I’m highlighting these lowlights simply to get us thinking critically about depictions of homosexuality in classic film; but when it comes down to it I still love the movie version of Cat on a Hot Tin Roof. Even if it’s unfaithful to its source material, it’s a gorgeous movie to look at and features brilliant performances by all its principal cast. If one doesn’t compare it to the play (which I like better, simply because the original subject matter is more interesting to me) it stands up quite well on its own, although at times it can feel slightly uneven and a bit wordy.

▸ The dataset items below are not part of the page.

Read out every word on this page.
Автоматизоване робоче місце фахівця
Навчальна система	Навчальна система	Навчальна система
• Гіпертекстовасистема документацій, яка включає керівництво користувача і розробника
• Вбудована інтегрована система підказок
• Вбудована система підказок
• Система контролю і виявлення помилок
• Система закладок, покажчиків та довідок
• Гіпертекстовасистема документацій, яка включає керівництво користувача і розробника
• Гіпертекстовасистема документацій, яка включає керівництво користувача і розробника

Certainly not the best screen adaptation of a Tennessee Williams work, but I am a firm believer that you should take any chance you can get to look at Elizabeth Taylor and Paul Newman for 107 minutes. The sexual chemistry and tension between the two has not been matched on screen before or since, due mainly to Taylor’s sultry performance. The queer theorist part of me finds the movie lacking, yet the film fan part of me finds it irresistible. This is a film blog, after all, so this time, my cinephile half wins out.